Re-Animator ends and the credits roll as Knyfe Hyts drag their gear out from the morass. Secret Project Robot’s Erik Zajaceskowski throws in The Addams Family for a minute, then Priest as the trio don the capes and robes necessary for their monthly on-the-20s performance. Nobody has bothered to collect the $4.20 door price. A full half-year from April 20th, which has to represent some kind of stoner equinox or something, the Hyts are brilliant. Zach Lehrhoff and Shahryar Motia’s guitars rumble in twin shapelessness. Shahryar’s brother Shahin (costume: cape and glow-in-the-dark skeleton suit) comes in slowly on drums. The guitars lock into some kind of noise-burst syncopation, and eventually there are vocals. Harmonies, even.
Just as the old Secret Project Robot made itself special with a different configuration for nearly each performance, the new Secret Project Robot will surely do nothing but change, too, especially in the first years of its existence. In a few days, or for any of the other shows scheduled, the place will be different, the miscellaneous disco balls and stuffed owls and television sets re-tucked pleasingly elsewhere. It’s hard to say where anything will go, let alone for Zajaceskowski and Rachel Nelson, who run the place. They dream of skylights with hanging gardens and other delights, but mostly are going with the flow. They’re almost done with the wiring for Oneida’s new studio in the back. Live With Animals has moved in, and a few other tenants. One of the cats came made the trek from Williamsburg.

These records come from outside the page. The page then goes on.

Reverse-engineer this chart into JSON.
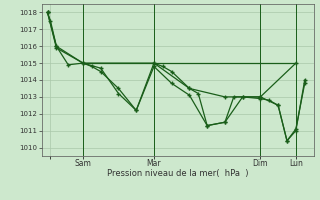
{
  "background_color": "#cde8cd",
  "grid_color": "#aac8aa",
  "line_color": "#1a5e1a",
  "xlabel": "Pression niveau de la mer(  hPa  )",
  "ylim": [
    1009.5,
    1018.5
  ],
  "yticks": [
    1010,
    1011,
    1012,
    1013,
    1014,
    1015,
    1016,
    1017,
    1018
  ],
  "xlim": [
    -4,
    180
  ],
  "xtick_positions": [
    2,
    24,
    72,
    144,
    168
  ],
  "xtick_labels": [
    "",
    "Sam",
    "Mar",
    "Dim",
    "Lun"
  ],
  "vline_positions": [
    24,
    72,
    144,
    168
  ],
  "series1_smooth": {
    "x": [
      0,
      2,
      6,
      24,
      72,
      96,
      120,
      144,
      168
    ],
    "y": [
      1018.0,
      1017.5,
      1016.0,
      1015.0,
      1015.0,
      1013.5,
      1013.0,
      1013.0,
      1015.0
    ]
  },
  "series2": {
    "x": [
      0,
      6,
      14,
      24,
      30,
      36,
      48,
      60,
      72,
      78,
      84,
      96,
      102,
      108,
      120,
      126,
      132,
      144,
      156,
      162,
      168,
      174
    ],
    "y": [
      1018.0,
      1016.0,
      1014.9,
      1015.0,
      1014.8,
      1014.5,
      1013.5,
      1012.2,
      1015.0,
      1014.8,
      1014.5,
      1013.5,
      1013.2,
      1011.3,
      1011.5,
      1013.0,
      1013.0,
      1013.0,
      1012.5,
      1010.4,
      1011.1,
      1013.8
    ]
  },
  "series3": {
    "x": [
      0,
      6,
      24,
      36,
      48,
      60,
      72,
      84,
      96,
      108,
      120,
      132,
      144,
      150,
      156,
      162,
      168,
      174
    ],
    "y": [
      1018.0,
      1015.9,
      1015.0,
      1014.7,
      1013.2,
      1012.2,
      1014.8,
      1013.8,
      1013.1,
      1011.3,
      1011.5,
      1013.0,
      1012.9,
      1012.8,
      1012.5,
      1010.4,
      1011.0,
      1014.0
    ]
  },
  "hline_y": 1015.0,
  "hline_x_start": 24,
  "hline_x_end": 168
}
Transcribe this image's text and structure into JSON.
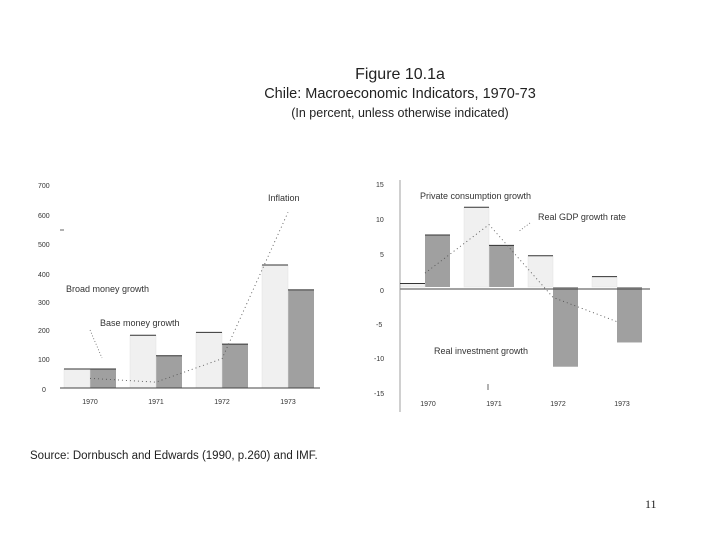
{
  "figure": {
    "label": "Figure 10.1a",
    "title": "Chile: Macroeconomic Indicators, 1970-73",
    "subtitle": "(In percent, unless otherwise indicated)"
  },
  "chart_data": [
    {
      "type": "bar",
      "categories": [
        "1970",
        "1971",
        "1972",
        "1973"
      ],
      "series": [
        {
          "name": "Broad money growth",
          "color": "#f0f0f0",
          "values": [
            65,
            180,
            190,
            420
          ]
        },
        {
          "name": "Base money growth",
          "color": "#a0a0a0",
          "values": [
            65,
            110,
            150,
            335
          ]
        }
      ],
      "line_series": {
        "name": "Inflation",
        "values": [
          33,
          20,
          100,
          600
        ]
      },
      "yticks": [
        "0",
        "100",
        "200",
        "300",
        "400",
        "500",
        "600",
        "700"
      ],
      "ylim": [
        0,
        700
      ],
      "annotations": {
        "inflation": "Inflation",
        "broad_money": "Broad money growth",
        "base_money": "Base money growth"
      }
    },
    {
      "type": "bar",
      "categories": [
        "1970",
        "1971",
        "1972",
        "1973"
      ],
      "series": [
        {
          "name": "Private consumption growth",
          "color": "#f0f0f0",
          "values": [
            0.5,
            11.5,
            4.5,
            1.5
          ]
        },
        {
          "name": "Real investment growth",
          "color": "#a0a0a0",
          "values": [
            7.5,
            6,
            -11.5,
            -8
          ]
        }
      ],
      "line_series": {
        "name": "Real GDP growth rate",
        "values": [
          2,
          9,
          -1.5,
          -5
        ]
      },
      "yticks": [
        "15",
        "10",
        "5",
        "0",
        "-5",
        "-10",
        "-15"
      ],
      "ylim": [
        -15,
        15
      ],
      "annotations": {
        "consumption": "Private consumption growth",
        "gdp": "Real GDP growth rate",
        "investment": "Real investment growth"
      }
    }
  ],
  "source": "Source: Dornbusch and Edwards (1990, p.260) and IMF.",
  "page_number": "11"
}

Knyfe Hyts play another jam, tom-tom droning with secret shapes. The music and surroundings resound with anti-buzz, a boho antidote to CMJ in the form of something slow and meticulous. Almost nobody is at the show, but then, it wasn’t really advertised, and the small crowd is hardly a concern. The band crashes to a halt. The guitarists de-guitar. Shahin sits at the drums, plays a few rolls, then a few more, and eventually notices his bandmates are changing out of their robes. “Oh, are we done?” he asks and gets up. The Hyts have forgotten to make a cassette release for this show. They usually try to. Whatever. They’re home.
Overheard: “Holy shit! The Mennonite United Revival Church has a Yelp page!?” Pause. “Oh…”
Random Notebook Dump: Not music to change anyone’s lives, but to be part of it.